House museum holiday

Time-travel to the 1870s to experience a Victorian Christmas at the Alexander Ramsey House in St. Paul. The opulent mansion was built by Ramsey, Minnesota’s first territorial governor, in the fashionable Irvine Park neighborhood. The 11,000-square-foot home was equipped with the latest technology, including hot and cold running water, gas lighting and steam-heated radiators.

Today the rooms are filled with thousands of original items, including ornaments and Christmas gifts. During the Minnesota Historical Society-guided tours, guests can sample cookies fresh from the wood-burning stove, listen to popular holiday music played on the family’s Steinway piano and find out how the Ramsey family and servants prepared for and celebrated the Christmas season.

“A Victorian Christmas” tours are 60 minutes long and start every half-hour, Wed.-Sun. through Jan. 1, except Dec. 25, at 265 Exchange St., St. Paul. Cost is $11 for adults; $9 for seniors and college students; $7 for ages 5-17, with a $3 discount for Historical Society members. Go to or call 651-296-8760.

Fairy garden how-to

Learn how to design a miniature fairy landscape using tiny plants and accessories at a free Holiday Fairy Garden Workshop, 2:30 p.m. Dec. 4 at Gertens, 5500 Blaine Av., Inver Grove Heights. Fairy gardens are ideal for easy-care indoor containers. All ages are welcome. Register at



Kitchen, bath trends

Kitchens and bathrooms remain top selling features when it comes to real estate. How does one stay on trend without being trendy?

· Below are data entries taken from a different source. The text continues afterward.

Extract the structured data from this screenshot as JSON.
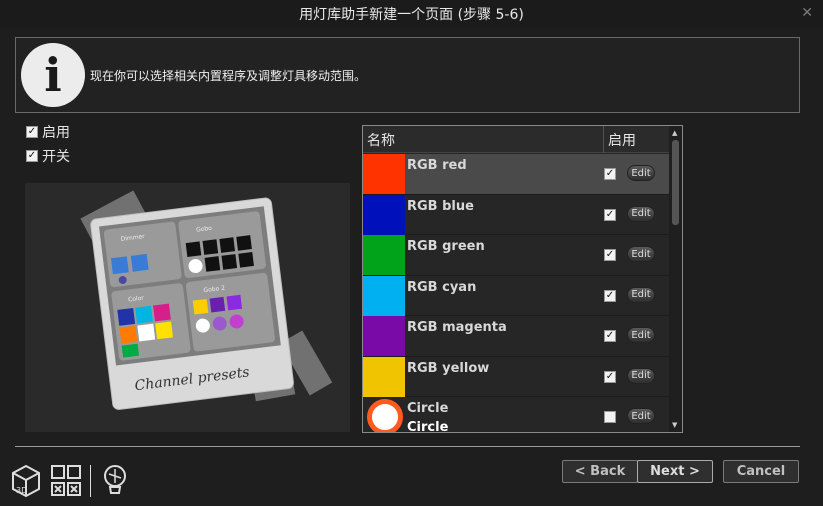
{
  "window": {
    "title": "用灯库助手新建一个页面 (步骤 5-6)"
  },
  "info": {
    "text": "现在你可以选择相关内置程序及调整灯具移动范围。"
  },
  "options": {
    "enable_label": "启用",
    "switch_label": "开关"
  },
  "preview": {
    "caption": "Channel presets",
    "dimmer_label": "Dimmer",
    "gobo_label": "Gobo",
    "gobo2_label": "Gobo 2",
    "color_label": "Color"
  },
  "list": {
    "header_name": "名称",
    "header_enable": "启用",
    "edit_label": "Edit",
    "rows": [
      {
        "name": "RGB red",
        "color": "#ff3300",
        "checked": true,
        "selected": true
      },
      {
        "name": "RGB blue",
        "color": "#0011bb",
        "checked": true
      },
      {
        "name": "RGB green",
        "color": "#00a31a",
        "checked": true
      },
      {
        "name": "RGB cyan",
        "color": "#00b0f0",
        "checked": true
      },
      {
        "name": "RGB magenta",
        "color": "#7a0aa8",
        "checked": true
      },
      {
        "name": "RGB yellow",
        "color": "#f0c400",
        "checked": true
      },
      {
        "name": "Circle",
        "subname": "Circle",
        "checked": false
      }
    ]
  },
  "buttons": {
    "back": "< Back",
    "next": "Next >",
    "cancel": "Cancel"
  },
  "bottom_icons": [
    "3d-icon",
    "grid-icon",
    "bulb-icon"
  ]
}
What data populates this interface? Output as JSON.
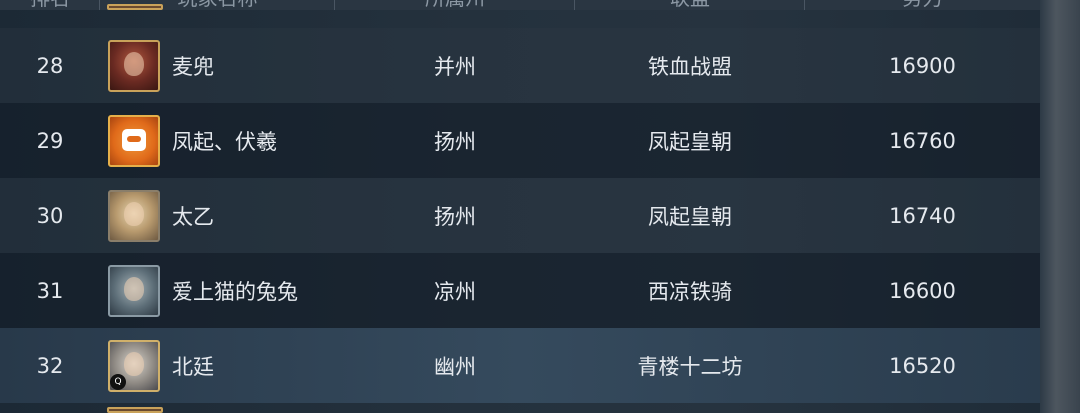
{
  "header": {
    "rank": "排名",
    "name": "玩家名称",
    "state": "所属州",
    "alliance": "联盟",
    "power": "势力"
  },
  "rows": [
    {
      "rank": "28",
      "name": "麦兜",
      "state": "并州",
      "alliance": "铁血战盟",
      "power": "16900",
      "avatar": "red-armored-general-avatar"
    },
    {
      "rank": "29",
      "name": "凤起、伏羲",
      "state": "扬州",
      "alliance": "凤起皇朝",
      "power": "16760",
      "avatar": "orange-robot-avatar"
    },
    {
      "rank": "30",
      "name": "太乙",
      "state": "扬州",
      "alliance": "凤起皇朝",
      "power": "16740",
      "avatar": "blond-warrior-avatar"
    },
    {
      "rank": "31",
      "name": "爱上猫的兔兔",
      "state": "凉州",
      "alliance": "西凉铁骑",
      "power": "16600",
      "avatar": "steel-helmet-avatar"
    },
    {
      "rank": "32",
      "name": "北廷",
      "state": "幽州",
      "alliance": "青楼十二坊",
      "power": "16520",
      "avatar": "silver-hair-avatar",
      "badge": "qq-icon",
      "highlighted": true
    }
  ],
  "colors": {
    "background": "#1d2a36",
    "text": "#e5e9ee",
    "header_text": "#8c98a4",
    "avatar_frame": "#c9a25a",
    "highlight_row": "#354a5d"
  }
}
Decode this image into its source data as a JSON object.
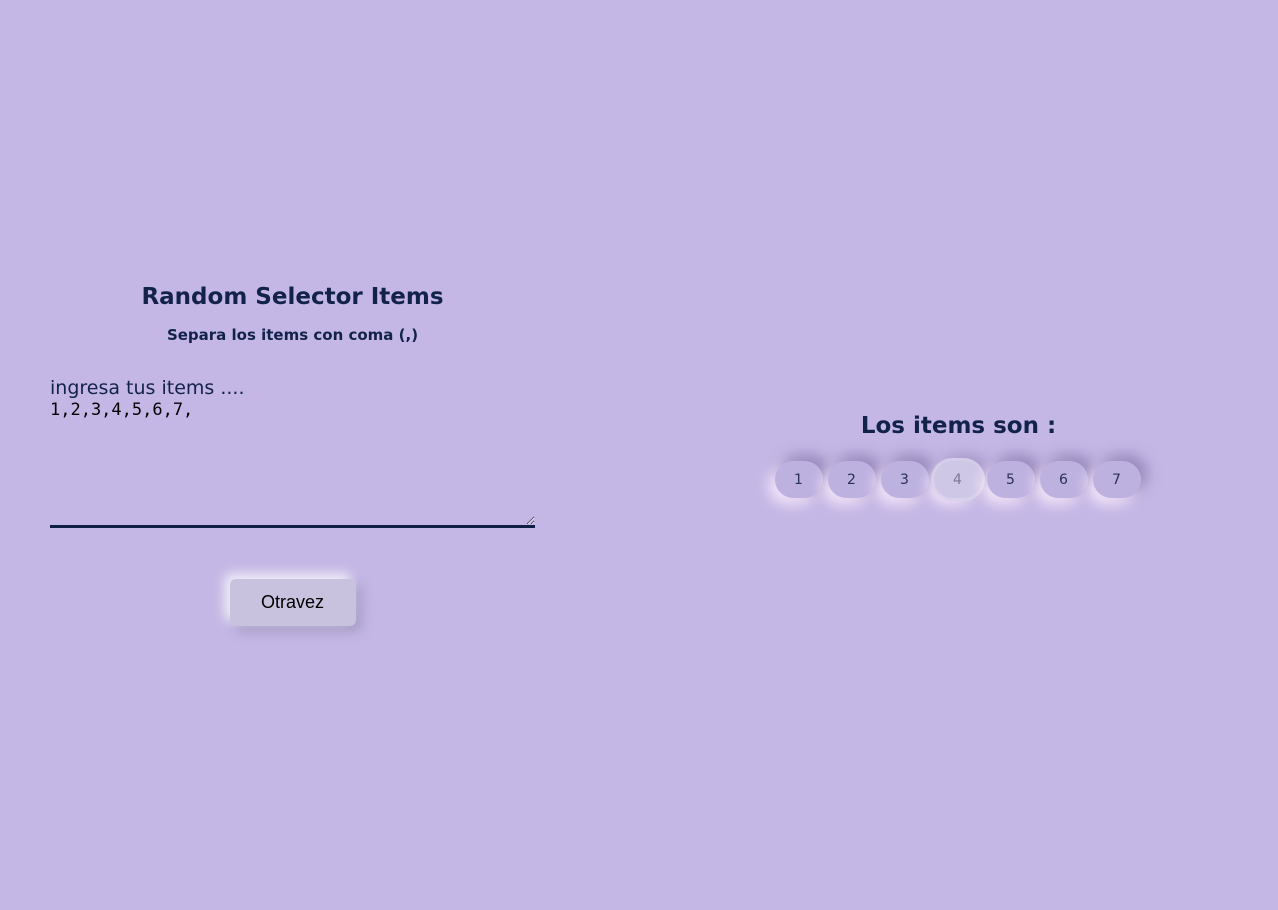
{
  "app": {
    "title": "Random Selector Items",
    "subtitle": "Separa los items con coma (,)"
  },
  "input": {
    "label": "ingresa tus items ....",
    "value": "1,2,3,4,5,6,7,"
  },
  "button": {
    "label": "Otravez"
  },
  "results": {
    "title": "Los items son :",
    "items": [
      "1",
      "2",
      "3",
      "4",
      "5",
      "6",
      "7"
    ],
    "selected": "4"
  },
  "colors": {
    "background": "#c4b7e5",
    "text": "#12224a",
    "chip": "#bdb1e0",
    "chip_selected": "#cfc7e6"
  }
}
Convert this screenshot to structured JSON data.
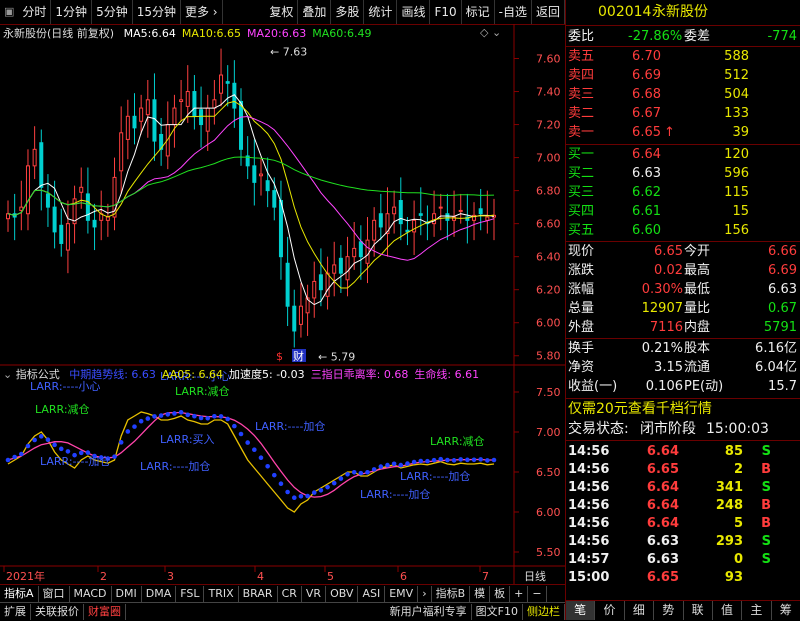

The key is to incorporate elements that are not only aesthetically pleasing, but also highly functional. Not sure what may be worth your hard-earned renovation dollars? Here are 10 trends in kitchens and bathrooms that should help keep you on the right path.


1. Lacquer cabinets. Lacquer cabinets are more popular than wood. Sleek and minimal, a lot of homeowners love the low maintenance and modern edge.

2. Two-tone cabinets. From mixing materials to mixing finishes and colors, cabinets that don’t necessarily match are en vogue. The application is typically executed with an upper cabinet in one finish contrasted with a different finish or material on lower cabinets.

3. Highly functioning kitchens, with niche items such as steam ovens and pot fillers. Not long ago, kitchens that were attractive but not necessarily functional were on the forefront of design. Now, postrecession, homeowners demand the most for their money, and this includes sturdy, long-lasting appliances.

4. Paneled appliances. It remains a trend to have appliances that are unseen. Paneled appliances, from dishwashers to refrigerators, are the desired choice.

5. Dark floors. Roughly a decade ago, when it came to flooring, the lighter the better. These days the trend is toward darker, deeper tones.


1. Wallpaper. It was insanely popular in the ’70s, on walls and even ceilings. Wallpaper made a comeback years ago, and remains red hot. The bolder the better.

2. Deep soaking tubs. Spas are highly desirable to potential buyers and homeowners.

3. Separate showers and bathtubs. If space is available, creating a separate shower, preferably with rain-shower features, is the way to go.

4. Walk-in showers. The luxuriousness of a walk-in shower promotes feelings of serenity, calm and luxury.

5. Sculptural faucets and fixtures. Utilitarian is out, and sculptural statement pieces are in.